Pedagogue in concert and concert performer in progress
- Is it simply necessary to speak passionately and without false modesty about the things one likes?
- Exactly! I played in prisons at a time, particularly at the prison of Fresnes where I gave concerts and training. It was hard obviously, but with those who played the game, it was fabulous. A show was set up, each one played according to his means, and I composed a part," Shade ", that is dedicated to them. In certain cases, one realizes that music speaks for itself. If we have faith, if we believe deeply in what we do, that passes... Very humbly, I would say that my pedagogy consists in communicating the pleasure that I have to play guitar, to make music. The requirement comes after when one feels that a pupil, or a public, is hung. My own experience taught me that we can, we must be pedagogue in concert and concert performer in our classes!

- Is there a French school of guitar?
- Yes, undoubtedly, but initiated by two " immigrants "! You probably like it at " French Guitar "! As a matter of fact, the two most outstanding professors of these thirty last years are Alberto Ponce, at the "Ecole Normale", and Alexandre Lagoya, at the National High Academy. Most of the guitarists in activity in France passed through their hands. But one realizes that the little sterile quarrel ( attacks on the left, attacks on the right ) that seemed to oppose these two styles, at a time, gets today, in resume, to the search of a common esthetics, the tones, the colors... Actually I remember that at the Academy where I made my studies, one met pupils more " lagoyens " that Lagoya! They were not always those who made career... It is obvious for me that a same musical goal can be reached by different technical ways.
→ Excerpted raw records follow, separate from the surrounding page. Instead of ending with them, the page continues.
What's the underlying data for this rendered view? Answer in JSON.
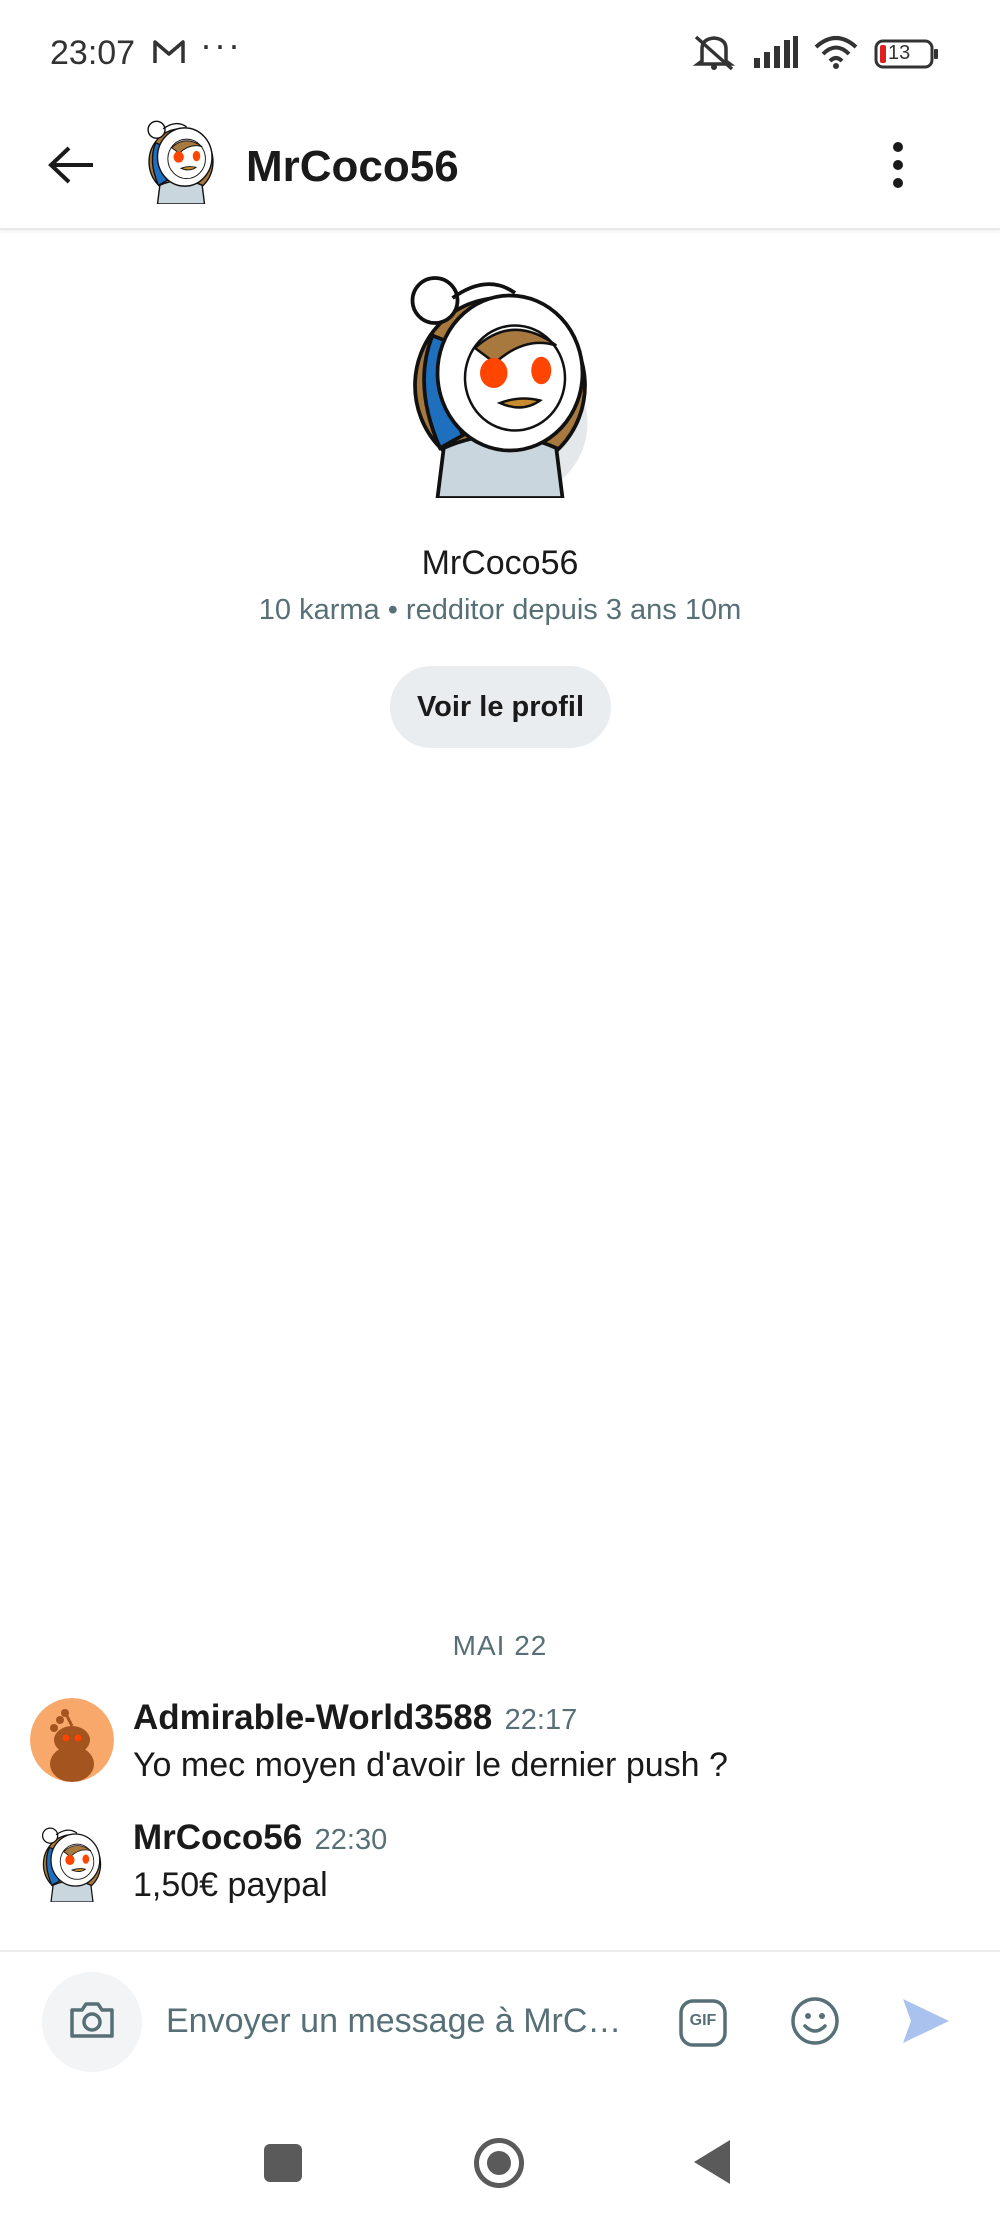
{
  "status_bar": {
    "time": "23:07",
    "overflow": "···",
    "battery": "13",
    "icons": [
      "gmail-icon",
      "mute-icon",
      "signal-icon",
      "wifi-icon",
      "battery-icon"
    ]
  },
  "header": {
    "title": "MrCoco56",
    "icons": [
      "back-arrow-icon",
      "avatar",
      "more-vertical-icon"
    ]
  },
  "profile": {
    "username": "MrCoco56",
    "meta": "10 karma • redditor depuis 3 ans 10m",
    "button_label": "Voir le profil"
  },
  "conversation": {
    "date_label": "MAI 22",
    "messages": [
      {
        "author": "Admirable-World3588",
        "time": "22:17",
        "text": "Yo mec moyen d'avoir le dernier push ?"
      },
      {
        "author": "MrCoco56",
        "time": "22:30",
        "text": "1,50€ paypal"
      }
    ]
  },
  "composer": {
    "placeholder": "Envoyer un message à MrC…",
    "icons": [
      "camera-icon",
      "gif-icon",
      "emoji-icon",
      "send-icon"
    ],
    "gif_label": "GIF"
  },
  "colors": {
    "meta_text": "#576f76",
    "button_bg": "#eaedef",
    "send": "#a9c2ee",
    "snoo_orange": "#ff4500",
    "avatar_blue": "#1f6fbf",
    "default_avatar_bg": "#f8a86a"
  }
}
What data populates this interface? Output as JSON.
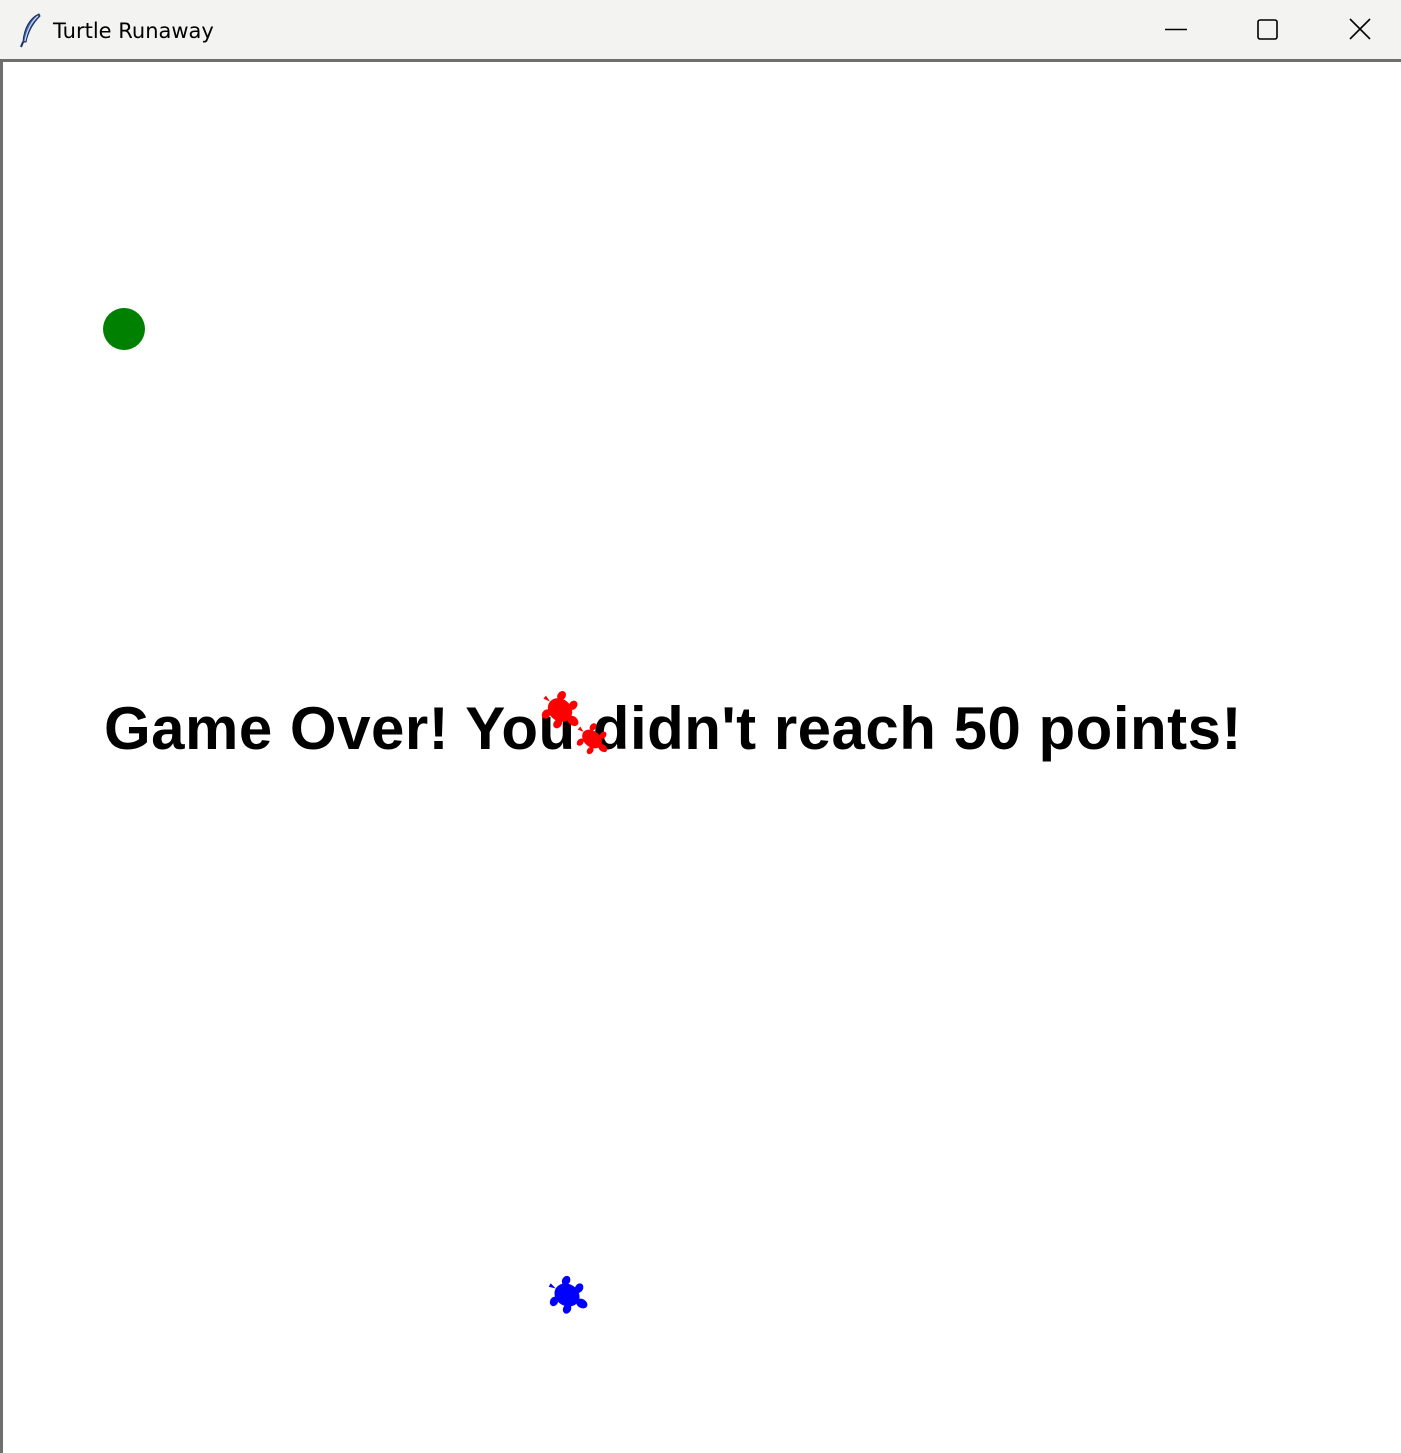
{
  "window": {
    "title": "Turtle Runaway",
    "controls": {
      "minimize": "minimize-icon",
      "maximize": "maximize-icon",
      "close": "close-icon"
    },
    "app_icon": "feather-icon"
  },
  "game": {
    "message": "Game Over! You didn't reach 50 points!",
    "colors": {
      "food": "#008000",
      "chaser_turtle": "#ff0000",
      "runner_turtle": "#0000ff",
      "text": "#000000",
      "background": "#ffffff"
    }
  }
}
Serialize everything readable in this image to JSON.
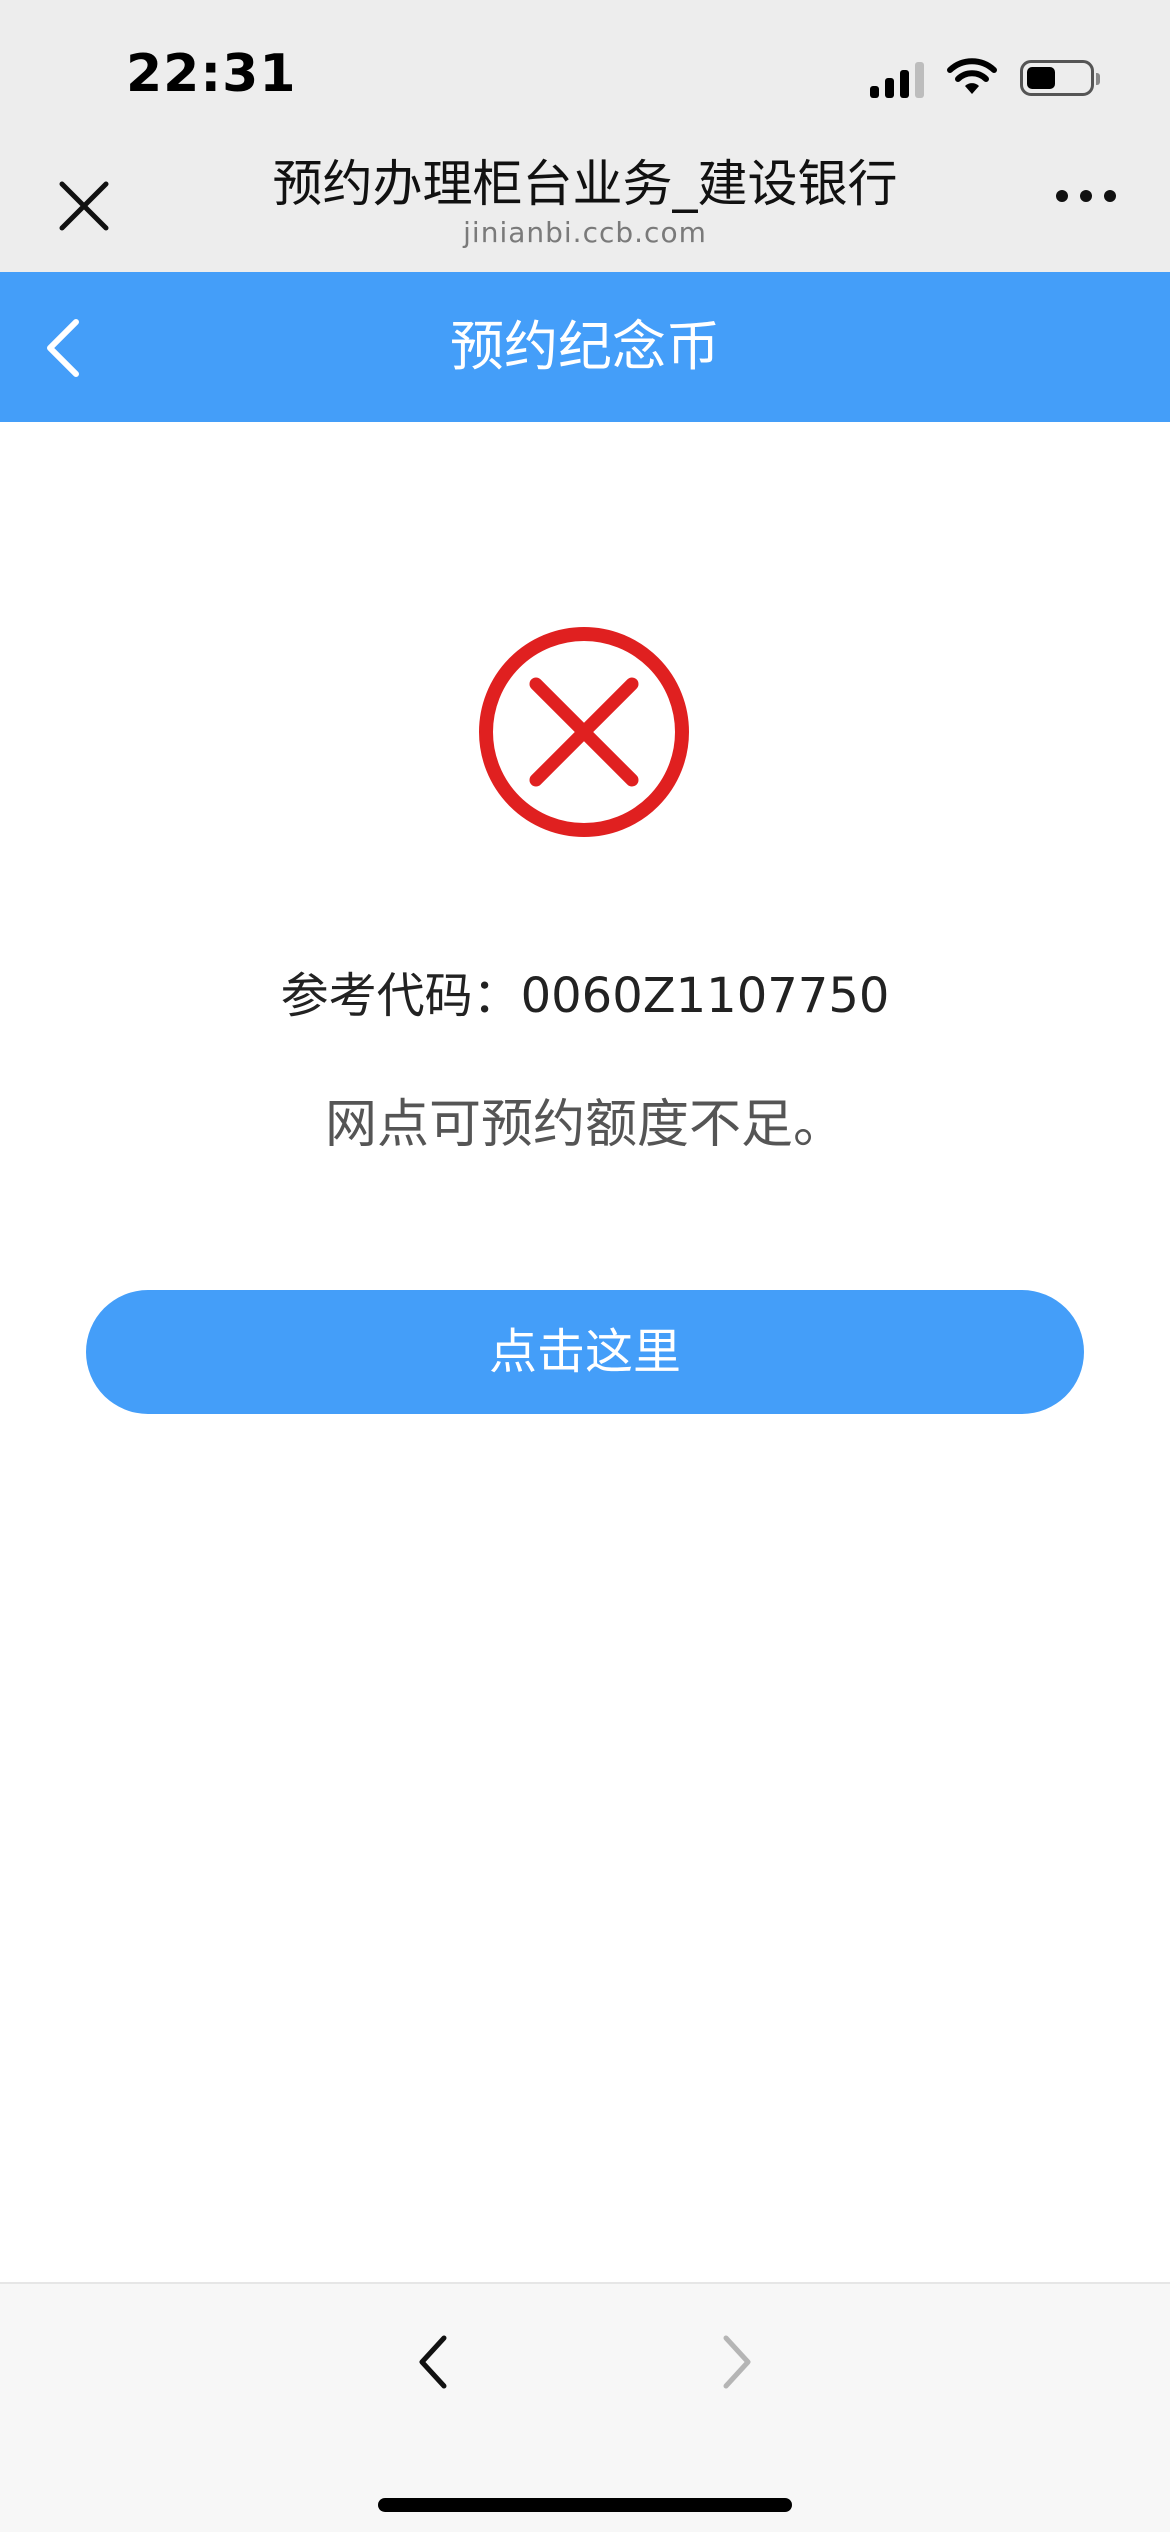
{
  "status_bar": {
    "time": "22:31"
  },
  "browser": {
    "title": "预约办理柜台业务_建设银行",
    "url": "jinianbi.ccb.com"
  },
  "header": {
    "title": "预约纪念币"
  },
  "result": {
    "icon": "error-x-circle-icon",
    "reference_code": "参考代码：0060Z1107750",
    "message": "网点可预约额度不足。"
  },
  "action": {
    "button_label": "点击这里"
  },
  "colors": {
    "brand_blue": "#449ef9",
    "error_red": "#e02020"
  }
}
- Who are the non-classic guitarists who have had an impact on you?
- Those who have above all qualities of lyricism. I will quote Atahualpa Yupanqui, for his authenticity, his purity, his attachment to the ground too. One of his notes and a crystal spouts out! I also love very much Philip Catherine, his imagination, his humanity, his inner song. I like when the guitar sings..... But, beyond the guitar, I like the things that seem essential to me. In this moment I listen to the last quartet of Chostakovitch... What I appreciate above all in music is the absence of artifices. But, to be honest, and even if I am opened to all the musical forms, I am turned more towards classical music, this is the way it is!.